Gouvernement bernois opposé à une taxe cantonale sur les PFAS
Le Conseil-exécutif bernois est opposé à l'instauration d'une taxe cantonale anticipée sur l'élimination des matériaux contaminés par des PFAS, ces polluants dits éternels. Il estime qu'une démarche solitaire du canton ne serait ni judicieuse ni réalisable.
(Keystone-ATS) Le gouvernement recommande au Grand Conseil de rejeter une motion déposée par le député des Vert-e-s Manuel C. Widmer et soutenue par des élus socialistes. Les signataires réclament une modification des bases légales pour permettre la mise en place d’un système de financement préventif de la gestion des matériaux contaminés.
Le prélèvement d’une taxe sur l’utilisation de matériaux contaminés par des PFAS serait calqué sur le modèle de la taxe mise en oeuvre pour l’élimination anticipée des appareils électriques.
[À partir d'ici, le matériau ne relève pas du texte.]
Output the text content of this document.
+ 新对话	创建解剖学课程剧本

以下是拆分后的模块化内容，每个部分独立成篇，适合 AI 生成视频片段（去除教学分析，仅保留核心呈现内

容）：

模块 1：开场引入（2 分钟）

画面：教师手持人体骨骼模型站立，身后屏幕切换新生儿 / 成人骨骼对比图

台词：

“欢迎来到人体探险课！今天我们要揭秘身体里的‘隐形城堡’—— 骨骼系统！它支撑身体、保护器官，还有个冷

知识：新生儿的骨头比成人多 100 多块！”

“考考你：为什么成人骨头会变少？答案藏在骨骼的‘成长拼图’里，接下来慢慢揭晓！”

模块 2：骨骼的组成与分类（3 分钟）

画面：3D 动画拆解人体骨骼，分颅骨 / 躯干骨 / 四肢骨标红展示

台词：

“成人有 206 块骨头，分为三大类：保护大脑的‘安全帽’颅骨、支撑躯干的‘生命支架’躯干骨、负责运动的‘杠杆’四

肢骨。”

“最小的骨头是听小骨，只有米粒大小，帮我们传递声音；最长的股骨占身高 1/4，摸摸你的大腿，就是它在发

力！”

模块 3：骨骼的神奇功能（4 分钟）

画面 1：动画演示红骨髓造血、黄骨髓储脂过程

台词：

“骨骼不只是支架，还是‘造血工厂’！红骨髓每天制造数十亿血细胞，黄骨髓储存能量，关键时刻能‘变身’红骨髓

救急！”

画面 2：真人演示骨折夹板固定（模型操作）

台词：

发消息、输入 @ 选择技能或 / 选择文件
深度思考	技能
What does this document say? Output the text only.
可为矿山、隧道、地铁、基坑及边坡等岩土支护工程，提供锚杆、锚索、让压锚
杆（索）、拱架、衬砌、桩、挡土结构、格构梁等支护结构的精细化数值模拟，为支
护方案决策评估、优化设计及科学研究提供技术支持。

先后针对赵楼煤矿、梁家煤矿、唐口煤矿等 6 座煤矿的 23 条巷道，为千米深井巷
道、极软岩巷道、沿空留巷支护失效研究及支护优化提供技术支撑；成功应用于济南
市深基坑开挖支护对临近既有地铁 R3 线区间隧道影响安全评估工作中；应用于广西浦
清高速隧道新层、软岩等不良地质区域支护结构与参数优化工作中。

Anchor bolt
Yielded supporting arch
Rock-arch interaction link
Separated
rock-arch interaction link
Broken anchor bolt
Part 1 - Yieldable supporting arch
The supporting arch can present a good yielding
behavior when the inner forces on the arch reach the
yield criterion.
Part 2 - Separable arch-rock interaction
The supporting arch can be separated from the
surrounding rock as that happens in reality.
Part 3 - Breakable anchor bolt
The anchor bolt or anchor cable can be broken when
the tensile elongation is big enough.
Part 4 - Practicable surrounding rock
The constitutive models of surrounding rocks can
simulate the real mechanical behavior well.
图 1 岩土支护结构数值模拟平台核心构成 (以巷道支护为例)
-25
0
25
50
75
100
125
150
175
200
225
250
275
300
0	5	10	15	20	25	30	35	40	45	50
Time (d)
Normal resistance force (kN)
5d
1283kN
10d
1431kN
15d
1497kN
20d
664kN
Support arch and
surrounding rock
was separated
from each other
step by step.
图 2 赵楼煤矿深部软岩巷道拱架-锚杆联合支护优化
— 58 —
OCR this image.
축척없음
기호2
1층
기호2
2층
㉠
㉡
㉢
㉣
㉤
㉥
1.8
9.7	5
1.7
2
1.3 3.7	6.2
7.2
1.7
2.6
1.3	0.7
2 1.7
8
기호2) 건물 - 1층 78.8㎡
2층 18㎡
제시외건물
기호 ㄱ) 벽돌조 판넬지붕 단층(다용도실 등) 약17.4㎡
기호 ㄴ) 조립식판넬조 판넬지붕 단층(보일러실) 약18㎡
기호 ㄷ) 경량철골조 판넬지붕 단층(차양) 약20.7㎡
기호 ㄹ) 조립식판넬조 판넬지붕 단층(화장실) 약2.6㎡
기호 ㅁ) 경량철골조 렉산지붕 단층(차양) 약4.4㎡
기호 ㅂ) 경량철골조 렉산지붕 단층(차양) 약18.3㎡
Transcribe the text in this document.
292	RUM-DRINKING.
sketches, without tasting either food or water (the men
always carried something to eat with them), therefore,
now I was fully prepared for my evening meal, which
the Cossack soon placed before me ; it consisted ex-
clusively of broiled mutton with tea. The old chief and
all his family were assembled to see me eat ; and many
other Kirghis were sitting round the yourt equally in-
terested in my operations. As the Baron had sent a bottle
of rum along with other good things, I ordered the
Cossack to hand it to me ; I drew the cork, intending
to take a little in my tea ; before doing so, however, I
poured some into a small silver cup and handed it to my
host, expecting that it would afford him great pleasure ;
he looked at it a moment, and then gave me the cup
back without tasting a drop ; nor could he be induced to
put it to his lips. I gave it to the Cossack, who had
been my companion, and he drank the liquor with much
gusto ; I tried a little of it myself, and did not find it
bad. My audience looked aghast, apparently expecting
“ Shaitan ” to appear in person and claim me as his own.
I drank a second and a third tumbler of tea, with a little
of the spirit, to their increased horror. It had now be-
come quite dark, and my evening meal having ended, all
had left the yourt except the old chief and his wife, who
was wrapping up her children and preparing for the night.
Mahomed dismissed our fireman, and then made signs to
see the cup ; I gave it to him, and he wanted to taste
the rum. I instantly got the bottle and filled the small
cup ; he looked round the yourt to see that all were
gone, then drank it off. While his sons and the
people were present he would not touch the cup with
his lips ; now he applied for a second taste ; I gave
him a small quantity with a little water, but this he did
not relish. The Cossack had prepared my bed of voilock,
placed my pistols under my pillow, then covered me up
Les fonds récoltés seraient notamment utilisés pour la prévention et la promotion de matériaux ne contenant pas ces substances.
Les PFAS sont des produits chimiques extrêmement persistants que l’on retrouve dans de nombreux produits industriels, mais aussi de consommation courante. Ils peuvent se répandre dans les champs par le biais de boues d’épuration polluées ou d’engrais et contaminer les plantes, les sols et les animaux de rente.
Pas de cavalier seul
Dans sa réponse à cette motion, le gouvernement estime que mettre en place, uniquement pour le canton de Berne, un système de financement préventif de la gestion des matériaux contaminés par des PFAS n’est ni judicieux ni réalisable. Il faut à son avis trouver des solutions à l’échelle nationale, voire internationale. «Ici, le canton de Berne ne peut pas faire cavalier seul».
En raison des flux économiques intercantonaux et internationaux, le prélèvement d’une telle taxe n’est pas possible et ce même avec des ressources en personnel et des moyens financiers importants. Le canton devrait déterminer la teneur en PFAS de chaque produit et devrait décider où, quand et par qui la taxe serait prélevée.
Le Conseil-exécutif souligne qu’il s’engage auprès des autorités fédérales pour la mise en place au niveau national d’une taxe qui serait prélevée en cas d’utilisation de matériaux contaminés par des PFAS. Les fonds recueillis serviraient ensuite à couvrir les coûts d’élimination de ces produits chimiques.